29.10.2015
Digitale Transformation
1. Teil: „Standards für die Industrie 4.0“
Standards für die Industrie 4.0
Autor: Mark Lubkowitz
Fotolia / GraphicCompressor
Einheitliche Standards sollen die Industrie- und Exportnation Deutschland stärken und eine babylonische Sprachverwirrung in der Industrie 4.0 verhindern.
Nichts anderes als die allumfassende Vernetzung – das verspricht die Industrie 4.0. Während es in der vorangegangenen dritten industriellen Revolution die Computer waren, die zunächst für ein Höchstmaß an Automatisierung in der Fertigung gesorgt haben, soll künftig das Internet jedes einzelne Element der Wertschöpfungskette miteinander vernetzen.
Damit diese Vision Wirklichkeit wird, sind einheitliche Standards eine unabdingbare Voraussetzung, sonst gerät die so heiß herbeigesehnte Revolution wegen unüberbrückbarer Sprachbarrieren ins Stocken.
Babylonische Zustände
Im Umfeld der Business-IT sprießen neue Standards beinahe täglich wie Pilze aus dem Boden.
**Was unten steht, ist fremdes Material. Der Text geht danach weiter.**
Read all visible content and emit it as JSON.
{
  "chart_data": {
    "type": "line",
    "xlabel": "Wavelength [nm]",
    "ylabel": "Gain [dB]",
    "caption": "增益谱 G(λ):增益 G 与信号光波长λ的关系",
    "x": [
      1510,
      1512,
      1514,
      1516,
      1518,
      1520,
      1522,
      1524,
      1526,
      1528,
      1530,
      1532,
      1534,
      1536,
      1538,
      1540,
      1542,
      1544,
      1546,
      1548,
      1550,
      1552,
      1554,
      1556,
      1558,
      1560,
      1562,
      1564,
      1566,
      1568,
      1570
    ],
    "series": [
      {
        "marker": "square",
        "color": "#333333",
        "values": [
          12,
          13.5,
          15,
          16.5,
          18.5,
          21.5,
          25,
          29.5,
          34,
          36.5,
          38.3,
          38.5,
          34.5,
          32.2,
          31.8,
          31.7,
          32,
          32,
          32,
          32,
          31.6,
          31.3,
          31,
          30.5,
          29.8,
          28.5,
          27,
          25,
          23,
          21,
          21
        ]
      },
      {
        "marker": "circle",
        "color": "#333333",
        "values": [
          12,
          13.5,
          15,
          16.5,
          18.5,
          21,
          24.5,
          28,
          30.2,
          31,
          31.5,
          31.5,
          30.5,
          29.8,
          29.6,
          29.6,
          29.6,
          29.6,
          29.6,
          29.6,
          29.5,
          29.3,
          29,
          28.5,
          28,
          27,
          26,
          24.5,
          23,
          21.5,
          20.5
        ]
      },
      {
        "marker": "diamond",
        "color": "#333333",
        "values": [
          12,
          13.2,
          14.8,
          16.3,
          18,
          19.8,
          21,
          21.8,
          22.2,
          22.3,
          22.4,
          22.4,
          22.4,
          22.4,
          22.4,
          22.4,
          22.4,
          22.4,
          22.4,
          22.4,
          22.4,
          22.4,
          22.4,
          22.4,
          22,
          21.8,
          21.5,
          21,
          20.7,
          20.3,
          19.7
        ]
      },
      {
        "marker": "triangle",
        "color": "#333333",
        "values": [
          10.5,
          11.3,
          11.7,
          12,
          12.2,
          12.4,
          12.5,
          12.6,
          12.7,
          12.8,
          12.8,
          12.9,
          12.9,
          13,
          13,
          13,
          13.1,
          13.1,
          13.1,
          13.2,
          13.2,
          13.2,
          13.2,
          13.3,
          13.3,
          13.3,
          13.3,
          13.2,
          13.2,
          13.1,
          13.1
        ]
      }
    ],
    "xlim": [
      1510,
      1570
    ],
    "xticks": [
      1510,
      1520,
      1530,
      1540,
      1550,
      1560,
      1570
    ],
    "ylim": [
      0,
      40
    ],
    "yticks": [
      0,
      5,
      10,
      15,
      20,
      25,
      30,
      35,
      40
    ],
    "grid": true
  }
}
Einige Standards sind offen, andere proprietär, einige sind sehr weit gefasst und für einen universellen Einsatzzweck gedacht, andere sehr engmaschig und für ganz spezielle Szenarien ausgelegt. Sie alle stehen mehr oder weniger in Konkurrenz zueinander und nur einige wenige dieser Standards schaffen es, sich tatsächlich durchzusetzen. Und dabei gewinnt beileibe nicht immer der beste, der schnellste, der flexibelste oder der sicherste Standard.
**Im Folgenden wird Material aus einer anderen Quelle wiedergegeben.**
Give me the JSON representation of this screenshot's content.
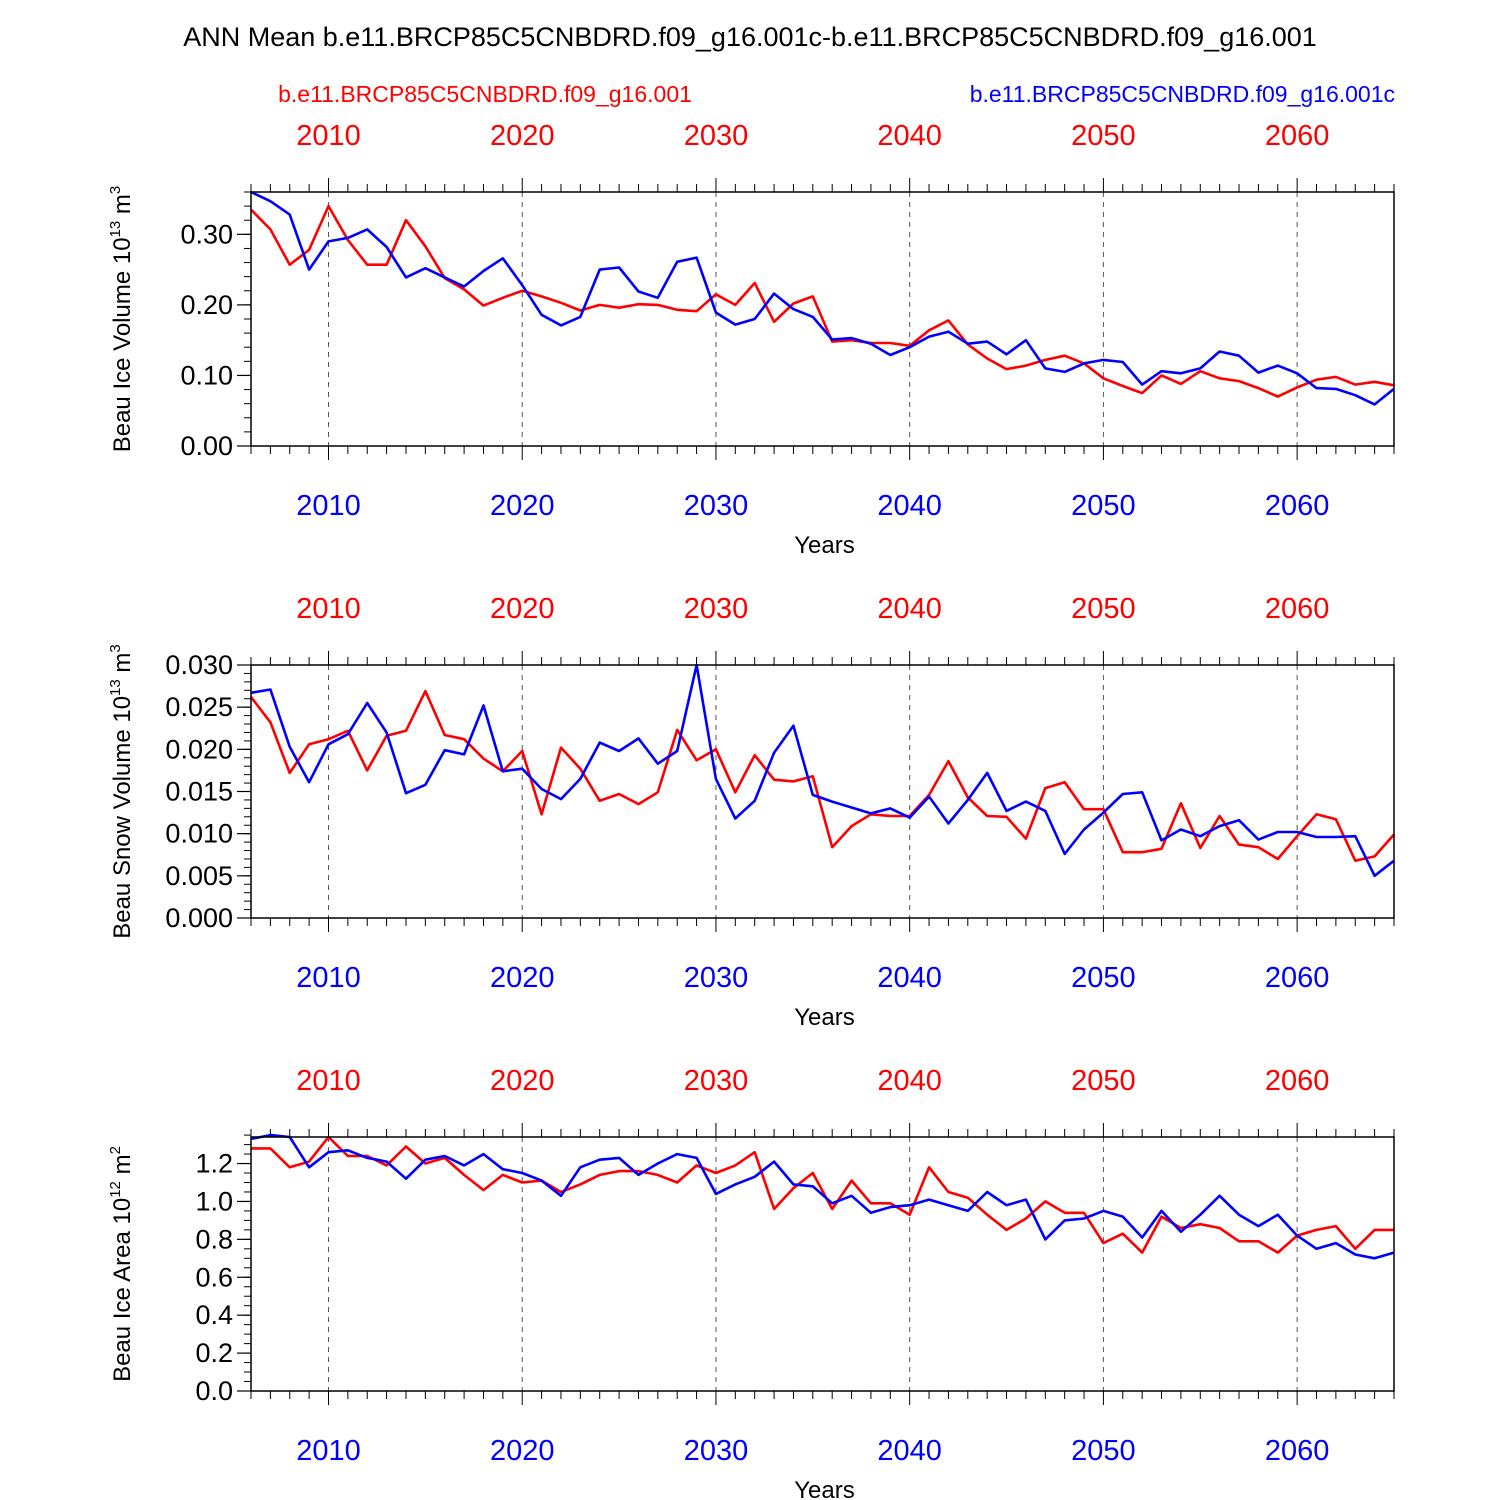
{
  "title": "ANN Mean b.e11.BRCP85C5CNBDRD.f09_g16.001c-b.e11.BRCP85C5CNBDRD.f09_g16.001",
  "legend_left": "b.e11.BRCP85C5CNBDRD.f09_g16.001",
  "legend_right": "b.e11.BRCP85C5CNBDRD.f09_g16.001c",
  "colors": {
    "left_run": "#ff0000",
    "right_run": "#0000ff",
    "frame": "#000000",
    "grid": "#555555"
  },
  "chart_data": [
    {
      "type": "line",
      "ylabel": "Beau Ice Volume 10",
      "ylabel_sup": "13",
      "ylabel_unit": " m",
      "ylabel_unit_sup": "3",
      "xlabel": "Years",
      "xlim": [
        2006,
        2065
      ],
      "ylim": [
        0,
        0.36
      ],
      "xticks": [
        2010,
        2020,
        2030,
        2040,
        2050,
        2060
      ],
      "xtick_labels": [
        "2010",
        "2020",
        "2030",
        "2040",
        "2050",
        "2060"
      ],
      "yticks": [
        0,
        0.1,
        0.2,
        0.3
      ],
      "ytick_labels": [
        "0.00",
        "0.10",
        "0.20",
        "0.30"
      ],
      "yminor": 0.02,
      "grid": "vertical dashed at major x ticks",
      "x": [
        2006,
        2007,
        2008,
        2009,
        2010,
        2011,
        2012,
        2013,
        2014,
        2015,
        2016,
        2017,
        2018,
        2019,
        2020,
        2021,
        2022,
        2023,
        2024,
        2025,
        2026,
        2027,
        2028,
        2029,
        2030,
        2031,
        2032,
        2033,
        2034,
        2035,
        2036,
        2037,
        2038,
        2039,
        2040,
        2041,
        2042,
        2043,
        2044,
        2045,
        2046,
        2047,
        2048,
        2049,
        2050,
        2051,
        2052,
        2053,
        2054,
        2055,
        2056,
        2057,
        2058,
        2059,
        2060,
        2061,
        2062,
        2063,
        2064,
        2065
      ],
      "series": [
        {
          "name": "b.e11.BRCP85C5CNBDRD.f09_g16.001",
          "color": "#ff0000",
          "values": [
            0.335,
            0.307,
            0.257,
            0.278,
            0.34,
            0.292,
            0.257,
            0.257,
            0.32,
            0.283,
            0.238,
            0.222,
            0.199,
            0.21,
            0.22,
            0.212,
            0.203,
            0.192,
            0.2,
            0.196,
            0.201,
            0.2,
            0.193,
            0.191,
            0.215,
            0.2,
            0.231,
            0.176,
            0.202,
            0.212,
            0.148,
            0.15,
            0.146,
            0.146,
            0.142,
            0.164,
            0.178,
            0.144,
            0.124,
            0.109,
            0.114,
            0.122,
            0.128,
            0.117,
            0.096,
            0.085,
            0.075,
            0.1,
            0.088,
            0.106,
            0.096,
            0.092,
            0.082,
            0.07,
            0.083,
            0.094,
            0.098,
            0.087,
            0.091,
            0.086
          ]
        },
        {
          "name": "b.e11.BRCP85C5CNBDRD.f09_g16.001c",
          "color": "#0000ff",
          "values": [
            0.36,
            0.347,
            0.328,
            0.25,
            0.29,
            0.295,
            0.307,
            0.282,
            0.239,
            0.252,
            0.239,
            0.226,
            0.248,
            0.266,
            0.228,
            0.186,
            0.171,
            0.183,
            0.25,
            0.253,
            0.219,
            0.21,
            0.261,
            0.267,
            0.189,
            0.172,
            0.18,
            0.216,
            0.194,
            0.183,
            0.151,
            0.153,
            0.145,
            0.129,
            0.14,
            0.155,
            0.162,
            0.145,
            0.148,
            0.13,
            0.15,
            0.11,
            0.105,
            0.117,
            0.122,
            0.119,
            0.087,
            0.106,
            0.103,
            0.11,
            0.134,
            0.128,
            0.104,
            0.114,
            0.103,
            0.082,
            0.081,
            0.072,
            0.059,
            0.081
          ]
        }
      ]
    },
    {
      "type": "line",
      "ylabel": "Beau Snow Volume 10",
      "ylabel_sup": "13",
      "ylabel_unit": " m",
      "ylabel_unit_sup": "3",
      "xlabel": "Years",
      "xlim": [
        2006,
        2065
      ],
      "ylim": [
        0,
        0.03
      ],
      "xticks": [
        2010,
        2020,
        2030,
        2040,
        2050,
        2060
      ],
      "xtick_labels": [
        "2010",
        "2020",
        "2030",
        "2040",
        "2050",
        "2060"
      ],
      "yticks": [
        0,
        0.005,
        0.01,
        0.015,
        0.02,
        0.025,
        0.03
      ],
      "ytick_labels": [
        "0.000",
        "0.005",
        "0.010",
        "0.015",
        "0.020",
        "0.025",
        "0.030"
      ],
      "yminor": 0.001,
      "grid": "vertical dashed at major x ticks",
      "x": [
        2006,
        2007,
        2008,
        2009,
        2010,
        2011,
        2012,
        2013,
        2014,
        2015,
        2016,
        2017,
        2018,
        2019,
        2020,
        2021,
        2022,
        2023,
        2024,
        2025,
        2026,
        2027,
        2028,
        2029,
        2030,
        2031,
        2032,
        2033,
        2034,
        2035,
        2036,
        2037,
        2038,
        2039,
        2040,
        2041,
        2042,
        2043,
        2044,
        2045,
        2046,
        2047,
        2048,
        2049,
        2050,
        2051,
        2052,
        2053,
        2054,
        2055,
        2056,
        2057,
        2058,
        2059,
        2060,
        2061,
        2062,
        2063,
        2064,
        2065
      ],
      "series": [
        {
          "name": "b.e11.BRCP85C5CNBDRD.f09_g16.001",
          "color": "#ff0000",
          "values": [
            0.0262,
            0.0232,
            0.0172,
            0.0206,
            0.0212,
            0.0222,
            0.0175,
            0.0216,
            0.0222,
            0.0269,
            0.0217,
            0.0212,
            0.0189,
            0.0174,
            0.0198,
            0.0123,
            0.0202,
            0.0177,
            0.0139,
            0.0147,
            0.0135,
            0.0149,
            0.0223,
            0.0187,
            0.02,
            0.0149,
            0.0193,
            0.0164,
            0.0162,
            0.0168,
            0.0084,
            0.0109,
            0.0123,
            0.0121,
            0.0121,
            0.0146,
            0.0186,
            0.0143,
            0.0121,
            0.012,
            0.0094,
            0.0154,
            0.0161,
            0.0129,
            0.0129,
            0.0078,
            0.0078,
            0.0082,
            0.0136,
            0.0083,
            0.0121,
            0.0087,
            0.0084,
            0.007,
            0.0097,
            0.0123,
            0.0117,
            0.0068,
            0.0073,
            0.0099
          ]
        },
        {
          "name": "b.e11.BRCP85C5CNBDRD.f09_g16.001c",
          "color": "#0000ff",
          "values": [
            0.0267,
            0.0271,
            0.0203,
            0.0161,
            0.0206,
            0.0218,
            0.0255,
            0.022,
            0.0148,
            0.0158,
            0.0199,
            0.0194,
            0.0252,
            0.0174,
            0.0177,
            0.0153,
            0.0141,
            0.0165,
            0.0208,
            0.0198,
            0.0213,
            0.0183,
            0.0198,
            0.03,
            0.0165,
            0.0118,
            0.0139,
            0.0196,
            0.0228,
            0.0146,
            0.0138,
            0.0131,
            0.0124,
            0.013,
            0.0119,
            0.0144,
            0.0112,
            0.014,
            0.0172,
            0.0127,
            0.0138,
            0.0127,
            0.0076,
            0.0105,
            0.0125,
            0.0147,
            0.0149,
            0.0092,
            0.0105,
            0.0097,
            0.0109,
            0.0116,
            0.0093,
            0.0102,
            0.0102,
            0.0096,
            0.0096,
            0.0097,
            0.005,
            0.0068
          ]
        }
      ]
    },
    {
      "type": "line",
      "ylabel": "Beau Ice Area 10",
      "ylabel_sup": "12",
      "ylabel_unit": " m",
      "ylabel_unit_sup": "2",
      "xlabel": "Years",
      "xlim": [
        2006,
        2065
      ],
      "ylim": [
        0,
        1.34
      ],
      "xticks": [
        2010,
        2020,
        2030,
        2040,
        2050,
        2060
      ],
      "xtick_labels": [
        "2010",
        "2020",
        "2030",
        "2040",
        "2050",
        "2060"
      ],
      "yticks": [
        0,
        0.2,
        0.4,
        0.6,
        0.8,
        1.0,
        1.2
      ],
      "ytick_labels": [
        "0.0",
        "0.2",
        "0.4",
        "0.6",
        "0.8",
        "1.0",
        "1.2"
      ],
      "yminor": 0.05,
      "grid": "vertical dashed at major x ticks",
      "x": [
        2006,
        2007,
        2008,
        2009,
        2010,
        2011,
        2012,
        2013,
        2014,
        2015,
        2016,
        2017,
        2018,
        2019,
        2020,
        2021,
        2022,
        2023,
        2024,
        2025,
        2026,
        2027,
        2028,
        2029,
        2030,
        2031,
        2032,
        2033,
        2034,
        2035,
        2036,
        2037,
        2038,
        2039,
        2040,
        2041,
        2042,
        2043,
        2044,
        2045,
        2046,
        2047,
        2048,
        2049,
        2050,
        2051,
        2052,
        2053,
        2054,
        2055,
        2056,
        2057,
        2058,
        2059,
        2060,
        2061,
        2062,
        2063,
        2064,
        2065
      ],
      "series": [
        {
          "name": "b.e11.BRCP85C5CNBDRD.f09_g16.001",
          "color": "#ff0000",
          "values": [
            1.28,
            1.28,
            1.18,
            1.21,
            1.34,
            1.24,
            1.24,
            1.19,
            1.29,
            1.2,
            1.23,
            1.14,
            1.06,
            1.14,
            1.1,
            1.11,
            1.05,
            1.09,
            1.14,
            1.16,
            1.16,
            1.14,
            1.1,
            1.19,
            1.15,
            1.19,
            1.26,
            0.96,
            1.07,
            1.15,
            0.96,
            1.11,
            0.99,
            0.99,
            0.93,
            1.18,
            1.05,
            1.02,
            0.93,
            0.85,
            0.91,
            1.0,
            0.94,
            0.94,
            0.78,
            0.83,
            0.73,
            0.92,
            0.86,
            0.88,
            0.86,
            0.79,
            0.79,
            0.73,
            0.82,
            0.85,
            0.87,
            0.75,
            0.85,
            0.85
          ]
        },
        {
          "name": "b.e11.BRCP85C5CNBDRD.f09_g16.001c",
          "color": "#0000ff",
          "values": [
            1.33,
            1.35,
            1.34,
            1.18,
            1.26,
            1.27,
            1.23,
            1.21,
            1.12,
            1.22,
            1.24,
            1.19,
            1.25,
            1.17,
            1.15,
            1.11,
            1.03,
            1.18,
            1.22,
            1.23,
            1.14,
            1.2,
            1.25,
            1.23,
            1.04,
            1.09,
            1.13,
            1.21,
            1.09,
            1.08,
            0.99,
            1.03,
            0.94,
            0.97,
            0.98,
            1.01,
            0.98,
            0.95,
            1.05,
            0.98,
            1.01,
            0.8,
            0.9,
            0.91,
            0.95,
            0.92,
            0.81,
            0.95,
            0.84,
            0.93,
            1.03,
            0.93,
            0.87,
            0.93,
            0.82,
            0.75,
            0.78,
            0.72,
            0.7,
            0.73
          ]
        }
      ]
    }
  ]
}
Einheitliche Standards, die sich für die Industrie 4.0 eignen, gibt es bereits. Jetzt muss Einigung her, welche dieser Standards tatsächlich eingesetzt werden sollen. Je mehr Standards geschaffen werden, desto komplizierter wird diese Abstimmung. Es müssen ja auch Schnittstellen entwickelt werden, die gleichermaßen offen wie gut dokumentiert und natürlich unabhängig von Herstellern sein müssen.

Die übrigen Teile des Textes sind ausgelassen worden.